I wonder about this too. I work at a SNF and we have really unclear isolation rules. Our residents with c-diff can go to the dining room as long as they have formed BMs yet we have to gown up when we enter their rooms. I think I'm the only one who ever wears a gown when entering the rooms. I tell the CNAs but they just dont listen.

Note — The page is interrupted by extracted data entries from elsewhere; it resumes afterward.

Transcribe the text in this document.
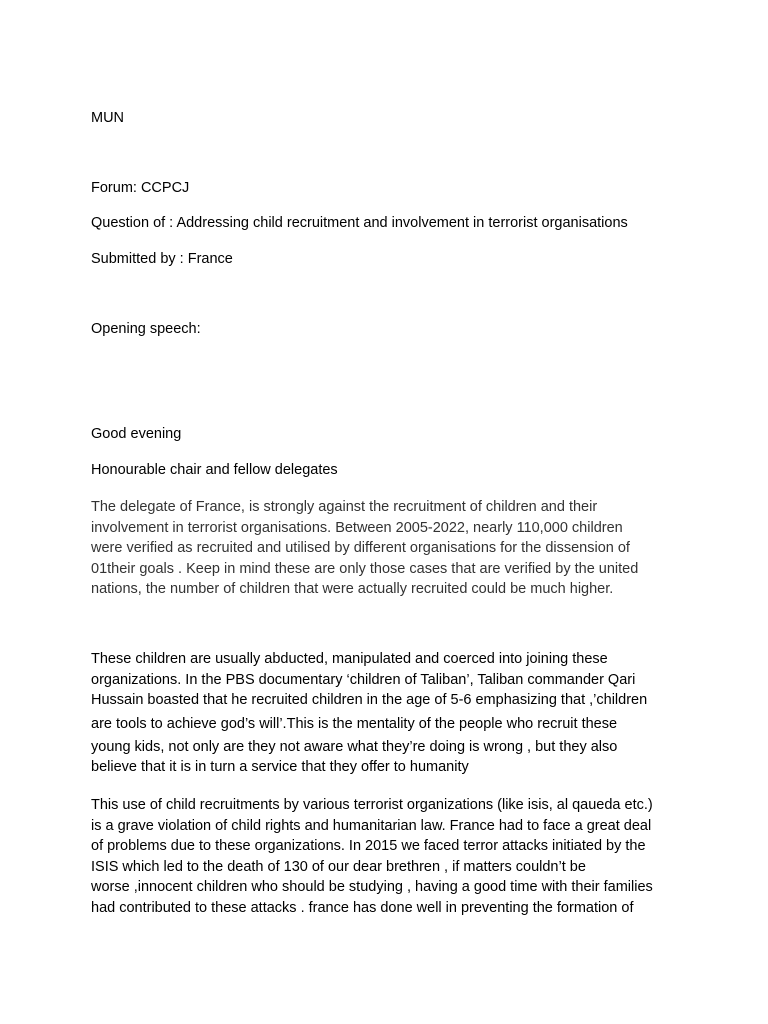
MUN

Forum: CCPCJ

Question of : Addressing child recruitment and involvement in terrorist organisations

Submitted by : France

Opening speech:

Good evening

Honourable chair and fellow delegates

The delegate of France, is strongly against the recruitment of children and their
involvement in terrorist organisations. Between 2005-2022, nearly 110,000 children
were verified as recruited and utilised by different organisations for the dissension of
01their goals . Keep in mind these are only those cases that are verified by the united
nations, the number of children that were actually recruited could be much higher.
These children are usually abducted, manipulated and coerced into joining these
organizations. In the PBS documentary ‘children of Taliban’, Taliban commander Qari
Hussain boasted that he recruited children in the age of 5-6 emphasizing that ,’children
are tools to achieve god’s will’.This is the mentality of the people who recruit these
young kids, not only are they not aware what they’re doing is wrong , but they also
believe that it is in turn a service that they offer to humanity
This use of child recruitments by various terrorist organizations (like isis, al qaueda etc.)
is a grave violation of child rights and humanitarian law. France had to face a great deal
of problems due to these organizations. In 2015 we faced terror attacks initiated by the
ISIS which led to the death of 130 of our dear brethren , if matters couldn’t be
worse ,innocent children who should be studying , having a good time with their families
had contributed to these attacks . france has done well in preventing the formation of
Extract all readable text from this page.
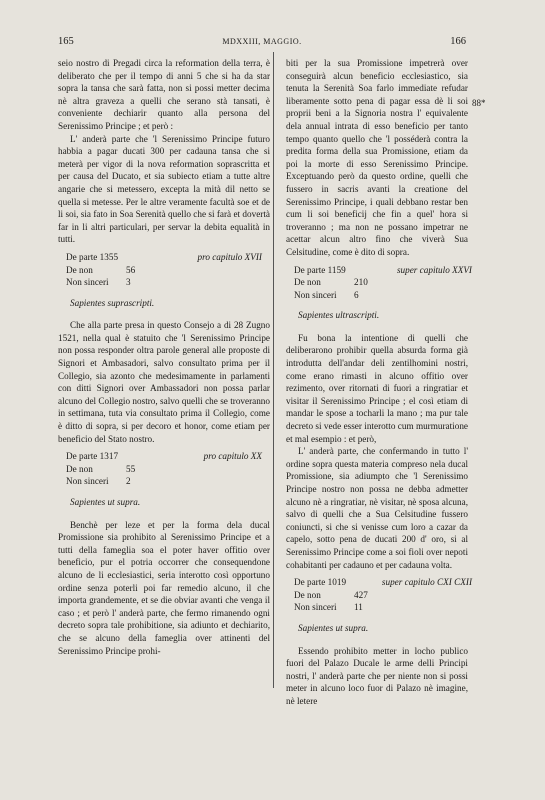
165	MDXXIII, MAGGIO.	166
88*

seio nostro di Pregadi circa la reformation della terra, è deliberato che per il tempo di anni 5 che si ha da star sopra la tansa che sarà fatta, non si possi metter decima nè altra graveza a quelli che serano stà tansati, è conveniente dechiarir quanto alla persona del Serenissimo Principe ; et però :

L' anderà parte che 'l Serenissimo Principe futuro habbia a pagar ducati 300 per cadauna tansa che si meterà per vigor di la nova reformation soprascritta et per causa del Ducato, et sia subiecto etiam a tutte altre angarie che si metessero, excepta la mità dil netto se quella si metesse. Per le altre veramente facultà soe et de li soi, sia fato in Soa Serenità quello che si farà et dovertà far in li altri particulari, per servar la debita equalità in tutti.

De parte 1355	pro capitulo XVII
De non	56
Non sinceri	3
Sapientes suprascripti.

Che alla parte presa in questo Consejo a di 28 Zugno 1521, nella qual è statuito che 'l Serenissimo Principe non possa responder oltra parole general alle proposte di Signori et Ambasadori, salvo consultato prima per il Collegio, sia azonto che medesimamente in parlamenti con ditti Signori over Ambassadori non possa parlar alcuno del Collegio nostro, salvo quelli che se troveranno in settimana, tuta via consultato prima il Collegio, come è ditto di sopra, si per decoro et honor, come etiam per beneficio del Stato nostro.

De parte 1317	pro capitulo XX
De non	55
Non sinceri	2
Sapientes ut supra.

Benchè per leze et per la forma dela ducal Promissione sia prohibito al Serenissimo Principe et a tutti della fameglia soa el poter haver offitio over beneficio, pur el potria occorrer che consequendone alcuno de li ecclesiastici, seria interotto così opportuno ordine senza poterli poi far remedio alcuno, il che importa grandemente, et se die obviar avanti che venga il caso ; et però l' anderà parte, che fermo rimanendo ogni decreto sopra tale prohibitione, sia adiunto et dechiarito, che se alcuno della fameglia over attinenti del Serenissimo Principe prohi-

biti per la sua Promissione impetrerà over conseguirà alcun beneficio ecclesiastico, sia tenuta la Serenità Soa farlo immediate refudar liberamente sotto pena di pagar essa dè li soi proprii beni a la Signoria nostra l' equivalente dela annual intrata di esso beneficio per tanto tempo quanto quello che 'l posséderà contra la predita forma della sua Promissione, etiam da poi la morte di esso Serenissimo Principe. Exceptuando però da questo ordine, quelli che fussero in sacris avanti la creatione del Serenissimo Principe, i quali debbano restar ben cum li soi beneficij che fin a quel' hora si troveranno ; ma non ne possano impetrar ne acettar alcun altro fino che viverà Sua Celsitudine, come è dito di sopra.

De parte 1159	super capitulo XXVI
De non	210
Non sinceri	6
Sapientes ultrascripti.

Fu bona la intentione di quelli che deliberarono prohibir quella absurda forma già introdutta dell'andar deli zentilhomini nostri, come erano rimasti in alcuno offitio over rezimento, over ritornati di fuori a ringratiar et visitar il Serenissimo Principe ; el così etiam di mandar le spose a tocharli la mano ; ma pur tale decreto si vede esser interotto cum murmuratione et mal esempio : et però,

L' anderà parte, che confermando in tutto l' ordine sopra questa materia compreso nela ducal Promissione, sia adiumpto che 'l Serenissimo Principe nostro non possa ne debba admetter alcuno nè a ringratiar, nè visitar, nè sposa alcuna, salvo di quelli che a Sua Celsitudine fussero coniuncti, si che si venisse cum loro a cazar da capelo, sotto pena de ducati 200 d' oro, si al Serenissimo Principe come a soi fioli over nepoti cohabitanti per cadauno et per cadauna volta.

De parte 1019	super capitulo CXI CXII
De non	427
Non sinceri	11
Sapientes ut supra.

Essendo prohibito metter in locho publico fuori del Palazo Ducale le arme delli Principi nostri, l' anderà parte che per niente non si possi meter in alcuno loco fuor di Palazo nè imagine, nè letere
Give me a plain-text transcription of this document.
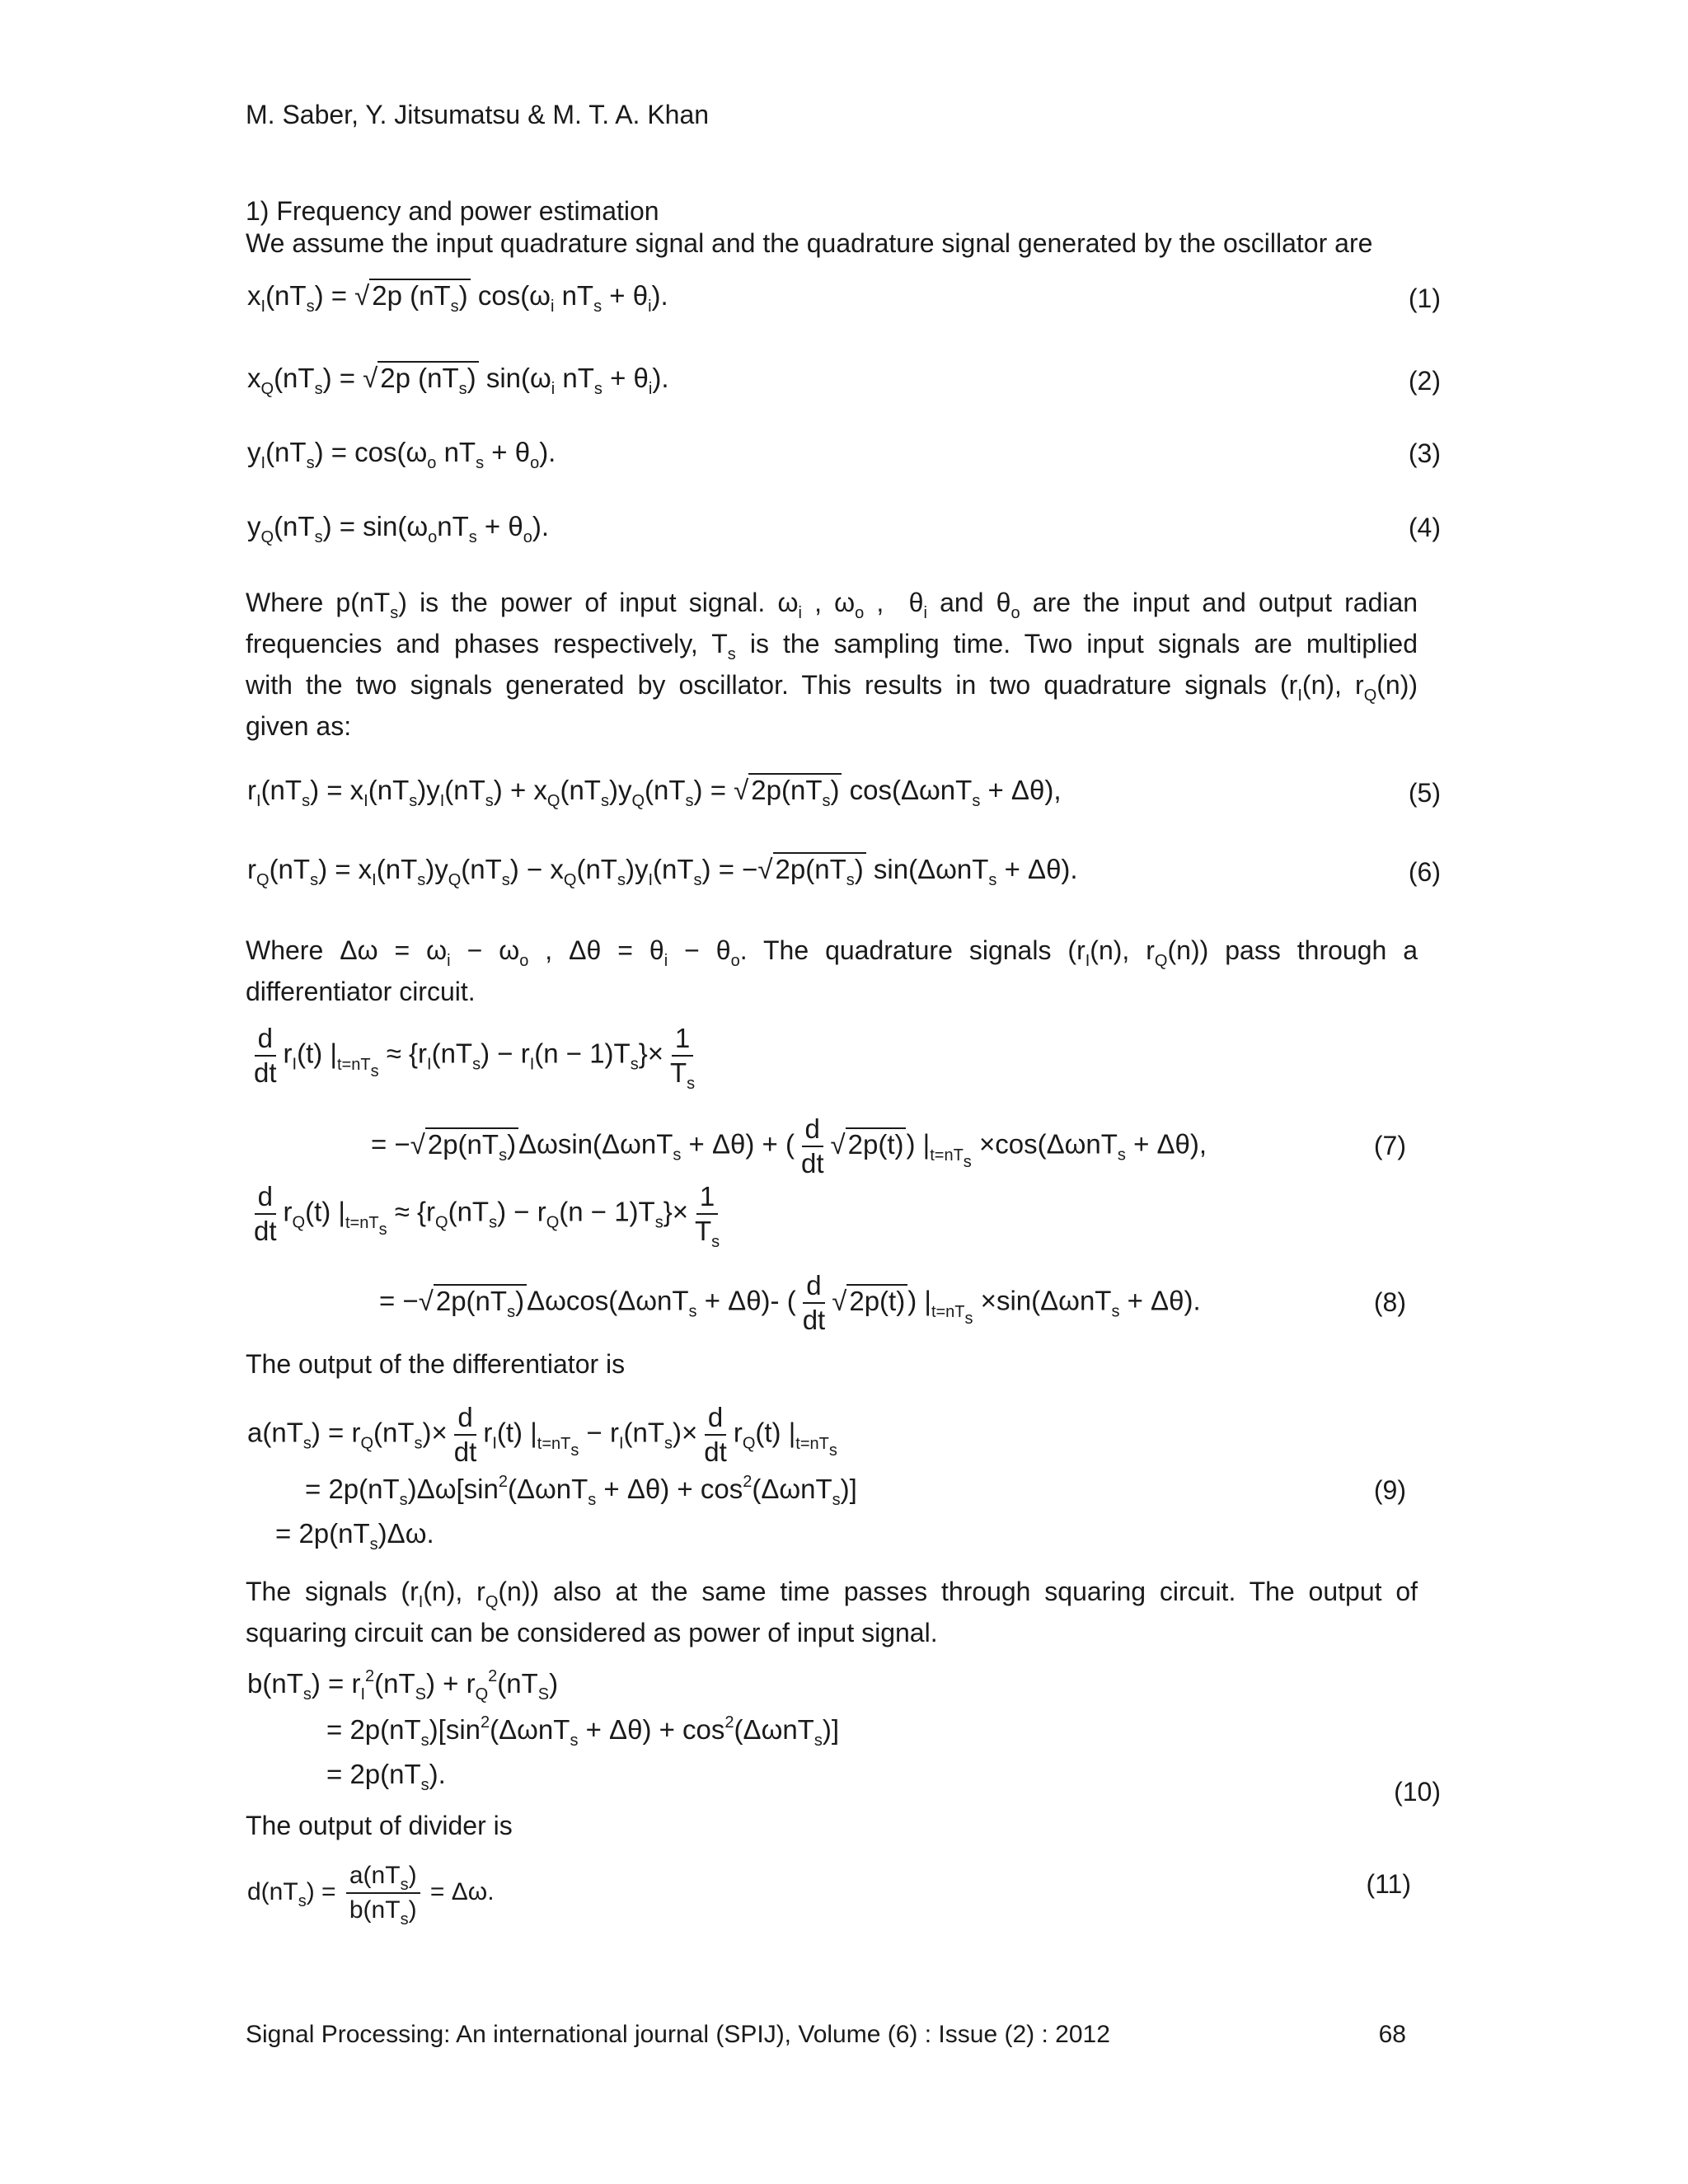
M. Saber, Y. Jitsumatsu & M. T. A. Khan
1) Frequency and power estimation
We assume the input quadrature signal and the quadrature signal generated by the oscillator are
$x_I(nT_s) = √2p$ $(nT_s)$ $\cos(\omega_i$ $nT_s + \theta_i$).	(1)
$x_Q(nT_s) = √2p$ $(nT_s)$ $\sin(\omega_i$ $nT_s + \theta_i$).	(2)
$y_I(nT_s) = \cos(\omega_o$ $nT_s + \theta_o$).	(3)
$y_Q(nT_s) = \sin(\omega_onT_s + \theta_o)$.	(4)
Where $p(nT_s)$ is the power of input signal. $\omega_i$ , $\omega_o$ ,  $\theta_i$ and $\theta_o$ are the input and output radian
frequencies and phases respectively, $T_s$ is the sampling time. Two input signals are multiplied
with the two signals generated by oscillator. This results in two quadrature signals ($r_I(n)$, $r_Q(n)$)
given as:
$r_I(nT_s) = x_I(nT_s)y_I(nT_s) + x_Q(nT_s)y_Q(nT_s) = √2p(nT_s) \cos(\Delta\omega nT_s + \Delta\theta)$,	(5)
$r_Q(nT_s) = x_I(nT_s)y_Q(nT_s) - x_Q(nT_s)y_I(nT_s) = -√2p(nT_s) \sin(\Delta\omega nT_s + \Delta\theta)$.	(6)
Where $\Delta\omega = \omega_i - \omega_o$ , $\Delta\theta = \theta_i - \theta_o$. The quadrature signals ($r_I(n)$, $r_Q(n)$) pass through a
differentiator circuit.
$\frac{d}{dt} r_I(t) |_{t=nT_s} \approx \{r_I(nT_s) - r_I(n - 1)T_s\}\times \frac{1}{T_s}$
= $-√2p(nT_s)\Delta\omega\sin(\Delta\omega nT_s + \Delta\theta)$ + ( $\frac{d}{dt} √2p(t)$) $|_{t=nT_s} \times\cos(\Delta\omega nT_s + \Delta\theta)$,	(7)
$\frac{d}{dt} r_Q(t) |_{t=nT_s} \approx \{r_Q(nT_s) - r_Q(n - 1)T_s\}\times \frac{1}{T_s}$
= $-√2p(nT_s)\Delta\omega\cos(\Delta\omega nT_s + \Delta\theta)-$ ( $\frac{d}{dt} √2p(t)$) $|_{t=nT_s} \times\sin(\Delta\omega nT_s + \Delta\theta)$.	(8)
The output of the differentiator is
$a(nT_s) = r_Q(nT_s)\times \frac{d}{dt} r_I(t) |_{t=nT_s} - r_I(nT_s)\times \frac{d}{dt} r_Q(t)$ $|_{t=nT_s}$
= $2p(nT_s)\Delta\omega[\sin^2(\Delta\omega nT_s + \Delta\theta) + \cos^2(\Delta\omega nT_s)]$	(9)
= $2p(nT_s)\Delta\omega$.
The signals ($r_I(n)$, $r_Q(n)$) also at the same time passes through squaring circuit. The output of
squaring circuit can be considered as power of input signal.
$b(nT_s) = r_I^2(nT_S) + r_Q^2(nT_S)$
= $2p(nT_s)[\sin^2(\Delta\omega nT_s + \Delta\theta) + \cos^2(\Delta\omega nT_s)]$
= $2p(nT_s)$.
(10)
The output of divider is
$d(nT_s) = \frac{a(nT_s)}{b(nT_s)} = \Delta\omega$.	(11)
Signal Processing: An international journal (SPIJ), Volume (6) : Issue (2) : 2012	68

It depends upon your facility policy. In the local LTC facilities where I live, c-diff residents area allowed to roam as long as the stools are contained (read: wearing a brief). I think this is bad, potentially dangerous/deadly policy, but any time I bring it up, I'm basically told to stifle it! With residents who are more confused and/or not as careful with hand hygiene, this is asking for trouble. I've been an infection control specialist, and have had c-diff, so am pretty well versed on it. The excuses? "The family/resident doesn't want confined to the room". To me, how about, "everyone else doesn't want c-diff!" I gown and glove anytime that I will be within 2 feet of resident and/or risk touching them or personal items of said resident
A lot depends on if the patient has active C-diff (copious Diarrhea and you can't miss the odor) of if it is historical and has been treated and the patient now has formed stools and a negative stool culture. C-diff is a nasty bug to get rid of but at least in our facility if they have been treated, have a negative culture and formed stool they are no longer kept in isolation.
Hppy
I wonder about this too. I work at a SNF and we have really unclear isolation rules. Our residents with c-diff can go to the dining room as long as they have formed BMs yet we have to gown up when we enter their rooms. I think I'm the only one who ever wears a gown when entering the rooms. I tell the CNAs but they just dont listen.
Live and learn I guess...would be one hell of a way to learn from one's mistake though:yuck:...just hope they don't pass it along to another poor resident
Yes, C-diff is a contact precaution and technically should not be in the same room. Now, having had C-diff in the past myself (took Augmentin right before I got it and continued despite the severe ahem..diarrhea it gave me) My husband never left the home, nor did we for go using the same bathroom or bedroom. He never got it. But maybe because I used good hand hygiene? So I don't know anymore. I know C-diff can be transmitted by contact, i.e. touching and infected surface and then touching your mouth.
Gown and glove for sure, wash hands after leave the room, bleach wipes/burn/destroy anything that comes out of said room. Use an iso stethoscope, own set of items for VS.
Came back after a few days off to a patient newly placed on C diff precautions, wanted to throw up every time I came out of the room. Ughhhhhh!
RexRN
13 Posts
So, I work in a facility with a pt who has C-Diff. The facility has this pt in a room with a pt who does not have C-Diff. Is this worthy of a report to the state? Are we neglecting the C-Diff negative pt by putting him/her at risk for C-Diff?